自分を怒らせる原因が、自身の中にある「べき」という価値観にあることを理解したとしても、その「べき」が無意識のうちに働いている場合、なかなか自覚することは困難です。では、どうすれば自分がどのような「べき」を持っているのかを客観的に把握できるのでしょうか。そのための有効なトレーニング方法が、一般社団法人 日本アンガーマネジメント協会 代表理事の安藤俊介氏が紹介する「べきログ」です。

「ログ」とは、記録を取ることを意味します。アンガーマネジメントのトレーニングでは、自分が何に、どのように怒ったかを記録する「アンガーログ」など、さまざまなログを取る手法が用いられます。その中でも「べきログ」は、自分の怒りの根本原因となっている価値観、すなわち「べき」を可視化することに特化したものです。
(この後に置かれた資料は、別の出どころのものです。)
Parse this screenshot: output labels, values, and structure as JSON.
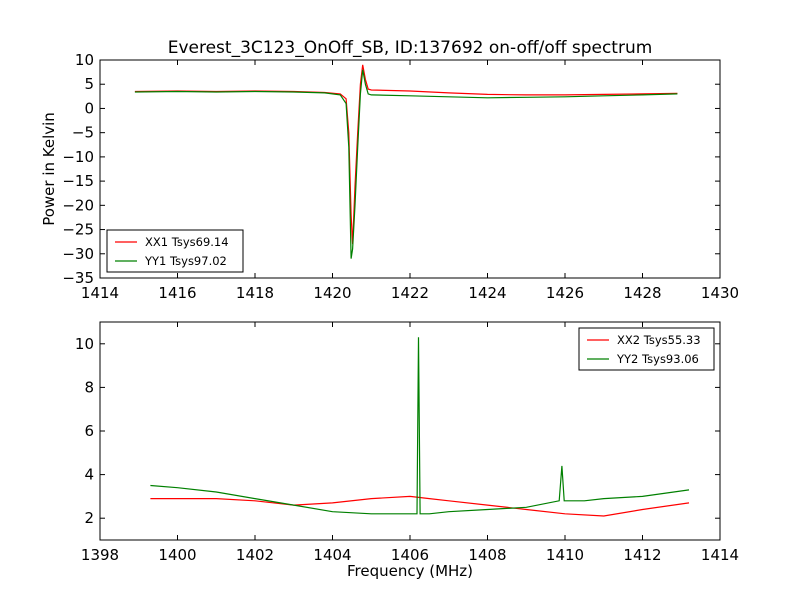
{
  "figure": {
    "title": "Everest_3C123_OnOff_SB, ID:137692 on-off/off spectrum"
  },
  "chart_data": [
    {
      "type": "line",
      "title": "Everest_3C123_OnOff_SB, ID:137692 on-off/off spectrum",
      "xlabel": "",
      "ylabel": "Power in Kelvin",
      "xlim": [
        1414,
        1430
      ],
      "ylim": [
        -35,
        10
      ],
      "xticks": [
        1414,
        1416,
        1418,
        1420,
        1422,
        1424,
        1426,
        1428,
        1430
      ],
      "yticks": [
        -35,
        -30,
        -25,
        -20,
        -15,
        -10,
        -5,
        0,
        5,
        10
      ],
      "grid": false,
      "legend_position": "lower-left",
      "series": [
        {
          "name": "XX1 Tsys69.14",
          "color": "#ff0000",
          "x": [
            1414.9,
            1416.0,
            1417.0,
            1418.0,
            1419.0,
            1419.8,
            1420.2,
            1420.35,
            1420.42,
            1420.48,
            1420.52,
            1420.58,
            1420.65,
            1420.72,
            1420.78,
            1420.85,
            1420.92,
            1421.0,
            1422.0,
            1423.0,
            1424.0,
            1425.0,
            1426.0,
            1427.0,
            1428.0,
            1428.9
          ],
          "y": [
            3.5,
            3.6,
            3.5,
            3.6,
            3.5,
            3.3,
            3.0,
            2.0,
            -5.0,
            -22.0,
            -28.0,
            -16.0,
            -5.0,
            5.0,
            9.0,
            6.0,
            4.0,
            3.8,
            3.6,
            3.2,
            2.9,
            2.8,
            2.8,
            2.9,
            3.0,
            3.1
          ]
        },
        {
          "name": "YY1 Tsys97.02",
          "color": "#008000",
          "x": [
            1414.9,
            1416.0,
            1417.0,
            1418.0,
            1419.0,
            1419.8,
            1420.2,
            1420.35,
            1420.42,
            1420.48,
            1420.52,
            1420.58,
            1420.65,
            1420.72,
            1420.78,
            1420.85,
            1420.92,
            1421.0,
            1422.0,
            1423.0,
            1424.0,
            1425.0,
            1426.0,
            1427.0,
            1428.0,
            1428.9
          ],
          "y": [
            3.4,
            3.5,
            3.4,
            3.5,
            3.4,
            3.2,
            2.8,
            1.0,
            -8.0,
            -31.0,
            -29.0,
            -20.0,
            -8.0,
            3.0,
            8.0,
            5.0,
            3.0,
            2.8,
            2.6,
            2.4,
            2.2,
            2.3,
            2.4,
            2.6,
            2.8,
            3.0
          ]
        }
      ]
    },
    {
      "type": "line",
      "title": "",
      "xlabel": "Frequency (MHz)",
      "ylabel": "",
      "xlim": [
        1398,
        1414
      ],
      "ylim": [
        1,
        11
      ],
      "xticks": [
        1398,
        1400,
        1402,
        1404,
        1406,
        1408,
        1410,
        1412,
        1414
      ],
      "yticks": [
        2,
        4,
        6,
        8,
        10
      ],
      "grid": false,
      "legend_position": "top-right",
      "series": [
        {
          "name": "XX2 Tsys55.33",
          "color": "#ff0000",
          "x": [
            1399.3,
            1400.0,
            1401.0,
            1402.0,
            1403.0,
            1404.0,
            1405.0,
            1406.0,
            1406.5,
            1407.0,
            1408.0,
            1409.0,
            1410.0,
            1411.0,
            1412.0,
            1413.2
          ],
          "y": [
            2.9,
            2.9,
            2.9,
            2.8,
            2.6,
            2.7,
            2.9,
            3.0,
            2.9,
            2.8,
            2.6,
            2.4,
            2.2,
            2.1,
            2.4,
            2.7
          ]
        },
        {
          "name": "YY2 Tsys93.06",
          "color": "#008000",
          "x": [
            1399.3,
            1400.0,
            1401.0,
            1402.0,
            1403.0,
            1404.0,
            1405.0,
            1406.0,
            1406.18,
            1406.22,
            1406.26,
            1406.5,
            1407.0,
            1408.0,
            1409.0,
            1409.85,
            1409.92,
            1409.98,
            1410.5,
            1411.0,
            1412.0,
            1413.2
          ],
          "y": [
            3.5,
            3.4,
            3.2,
            2.9,
            2.6,
            2.3,
            2.2,
            2.2,
            2.2,
            10.3,
            2.2,
            2.2,
            2.3,
            2.4,
            2.5,
            2.8,
            4.4,
            2.8,
            2.8,
            2.9,
            3.0,
            3.3
          ]
        }
      ]
    }
  ]
}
「べきログ」の目的は、自分がどのような「べき」「はず」「普通」「常識」「当たり前」を持っているかを書き出し、それを客観的に認識することです。これを続けることで、自分の怒りの火種がどこにあるのか、そして他者との間にどのような価値観の違いがあるのかを具体的に見つけ出すことができます。
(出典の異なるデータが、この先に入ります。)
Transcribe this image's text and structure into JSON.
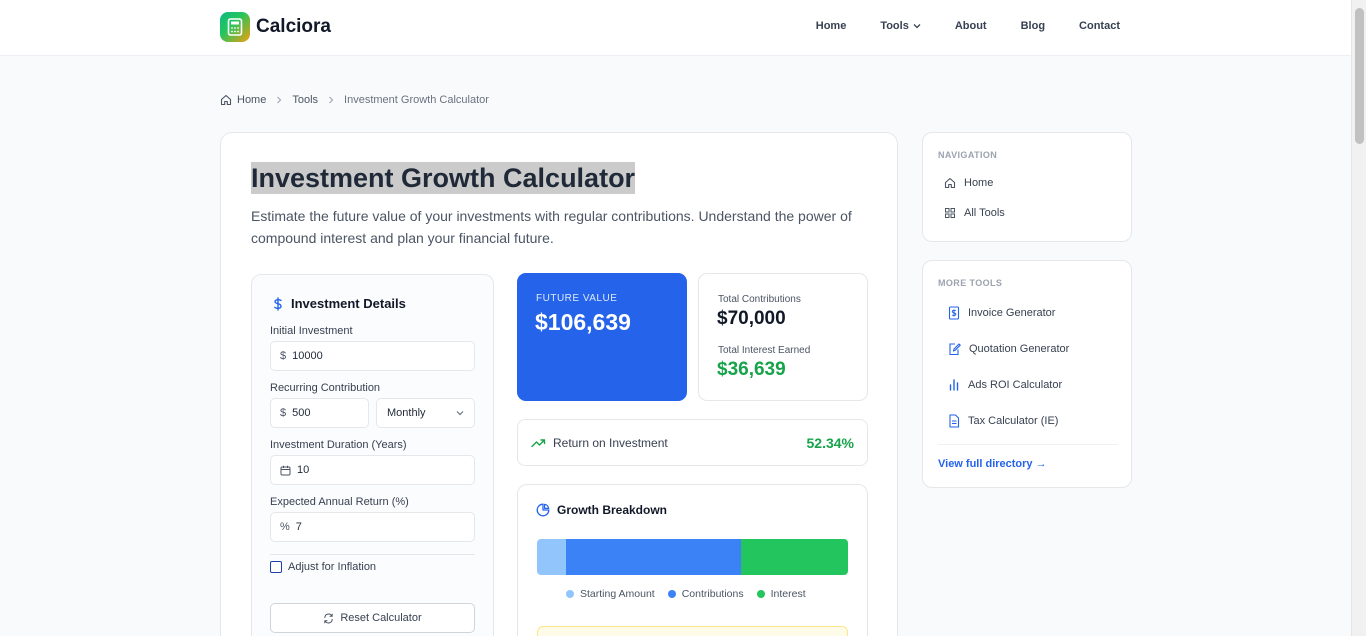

人間関係をうまく築けない人は、相手との「違い」にばかり目が行きがちですが、その「違い」の正体こそが、互いの「べき」の相違なのです。このログは、その違いを理解するための第1歩となります。

では、具体的に「べきログ」はどのように行えばよいのでしょうか。1つの方法は、自分が誰かと話している場面、特に新入社員への研修や部下への指導など、何かを教えている場面の会話を録音してみることです。
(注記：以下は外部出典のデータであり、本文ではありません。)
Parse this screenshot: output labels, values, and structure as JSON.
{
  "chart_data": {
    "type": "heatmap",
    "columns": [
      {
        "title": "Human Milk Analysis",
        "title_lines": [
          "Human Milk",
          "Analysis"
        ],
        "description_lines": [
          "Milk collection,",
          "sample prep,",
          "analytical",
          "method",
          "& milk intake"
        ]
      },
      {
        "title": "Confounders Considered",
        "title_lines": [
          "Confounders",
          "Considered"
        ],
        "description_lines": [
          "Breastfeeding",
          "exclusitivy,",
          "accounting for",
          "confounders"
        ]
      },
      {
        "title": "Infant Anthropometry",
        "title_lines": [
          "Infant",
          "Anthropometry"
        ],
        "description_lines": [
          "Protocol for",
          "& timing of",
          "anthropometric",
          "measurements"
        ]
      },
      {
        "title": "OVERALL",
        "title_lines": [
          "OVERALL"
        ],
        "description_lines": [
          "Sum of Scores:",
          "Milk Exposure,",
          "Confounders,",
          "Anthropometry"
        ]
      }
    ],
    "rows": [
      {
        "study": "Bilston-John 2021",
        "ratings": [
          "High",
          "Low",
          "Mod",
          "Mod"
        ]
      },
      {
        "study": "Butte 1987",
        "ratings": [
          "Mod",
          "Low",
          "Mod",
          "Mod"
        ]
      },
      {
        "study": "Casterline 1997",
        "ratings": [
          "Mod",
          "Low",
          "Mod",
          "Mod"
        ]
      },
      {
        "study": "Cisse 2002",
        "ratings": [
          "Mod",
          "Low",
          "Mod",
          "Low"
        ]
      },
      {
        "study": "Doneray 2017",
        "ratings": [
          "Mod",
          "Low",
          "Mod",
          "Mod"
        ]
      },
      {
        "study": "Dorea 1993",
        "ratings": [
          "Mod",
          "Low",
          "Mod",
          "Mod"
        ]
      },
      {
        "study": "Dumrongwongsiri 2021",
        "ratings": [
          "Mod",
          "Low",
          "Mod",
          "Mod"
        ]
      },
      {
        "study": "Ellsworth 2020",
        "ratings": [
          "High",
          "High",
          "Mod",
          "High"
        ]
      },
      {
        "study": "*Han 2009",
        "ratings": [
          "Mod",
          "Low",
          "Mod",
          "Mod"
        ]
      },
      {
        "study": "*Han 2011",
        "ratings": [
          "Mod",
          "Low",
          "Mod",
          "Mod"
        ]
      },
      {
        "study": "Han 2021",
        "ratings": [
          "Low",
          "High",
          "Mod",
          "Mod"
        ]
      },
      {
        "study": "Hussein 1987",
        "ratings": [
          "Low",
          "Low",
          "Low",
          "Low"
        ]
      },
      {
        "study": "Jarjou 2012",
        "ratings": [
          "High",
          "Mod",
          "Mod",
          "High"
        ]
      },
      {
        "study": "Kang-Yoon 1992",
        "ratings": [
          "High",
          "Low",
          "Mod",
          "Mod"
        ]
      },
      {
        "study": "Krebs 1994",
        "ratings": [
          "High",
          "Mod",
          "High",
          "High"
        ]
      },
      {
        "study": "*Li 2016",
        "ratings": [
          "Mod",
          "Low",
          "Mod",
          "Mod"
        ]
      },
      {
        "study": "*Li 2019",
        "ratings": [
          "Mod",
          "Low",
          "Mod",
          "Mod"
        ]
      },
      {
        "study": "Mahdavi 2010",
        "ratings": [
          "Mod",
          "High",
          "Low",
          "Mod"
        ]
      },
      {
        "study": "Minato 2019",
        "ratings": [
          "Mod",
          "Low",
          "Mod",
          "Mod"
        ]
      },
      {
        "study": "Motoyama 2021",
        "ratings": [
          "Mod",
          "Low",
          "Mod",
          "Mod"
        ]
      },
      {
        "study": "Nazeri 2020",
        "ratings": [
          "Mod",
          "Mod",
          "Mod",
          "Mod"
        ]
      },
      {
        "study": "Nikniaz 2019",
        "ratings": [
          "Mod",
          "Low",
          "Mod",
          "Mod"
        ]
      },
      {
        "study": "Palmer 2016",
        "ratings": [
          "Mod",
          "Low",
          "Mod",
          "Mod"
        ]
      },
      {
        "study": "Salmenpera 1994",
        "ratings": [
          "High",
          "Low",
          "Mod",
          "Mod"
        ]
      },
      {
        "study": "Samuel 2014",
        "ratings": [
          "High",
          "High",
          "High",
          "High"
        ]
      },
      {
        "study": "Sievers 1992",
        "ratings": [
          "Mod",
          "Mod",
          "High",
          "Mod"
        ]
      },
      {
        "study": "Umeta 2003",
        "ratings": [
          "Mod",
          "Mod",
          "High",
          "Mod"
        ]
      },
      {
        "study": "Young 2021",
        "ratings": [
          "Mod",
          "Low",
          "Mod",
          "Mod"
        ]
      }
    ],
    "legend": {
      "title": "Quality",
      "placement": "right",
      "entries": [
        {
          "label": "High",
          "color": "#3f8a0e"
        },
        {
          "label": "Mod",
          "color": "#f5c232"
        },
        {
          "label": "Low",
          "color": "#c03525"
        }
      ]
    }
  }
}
もちろん、相手には事前に許可を取る必要があります。そして録音を聞き返し、自分が「~べき」という言葉をどのくらい使っているかを確認し、記録します。

重要なのは、「べき」という直接的な言葉だけを追うのではないという点です。「べき」は、しばしば他の言葉に姿を変えて現れます。

・「~のはず」
「こうなっているはずだ」という期待は、「べき」の1種です。

・「当たり前」「常識」「普通」
「普通はこうだよね」「それは常識でしょ」といった言葉は、自分の価値観が絶対であるという前提に基づいています。これもまた、強力な「べき」の表れです。

したがって、ログには「べき」という言葉そのものだけでなく、これらの類義語を自分が使っていた、あるいは心の中で思っていた場面も記録していく必要があります。

これらの言葉を使うこと自体が悪いわけではありません。目的は、あくまで自分の思考の癖や怒りの根本原因となっている価値観を「自覚する」ことにあります。

自分はどんな「べき」を持っているのか。それがわかれば、なぜ特定の状況で怒りを感じるのか、なぜ特定の人との間に摩擦が生じるのかを冷静に分析できるようになります。

この自己分析、すなわち自分自身を振り返る作業を通じて、私たちは初めて自分の感情をコントロールするスタートラインに立つことができるのです。「べきログ」は、そのための最もシンプルかつ効果的なトレーニングの1つと言えるでしょう。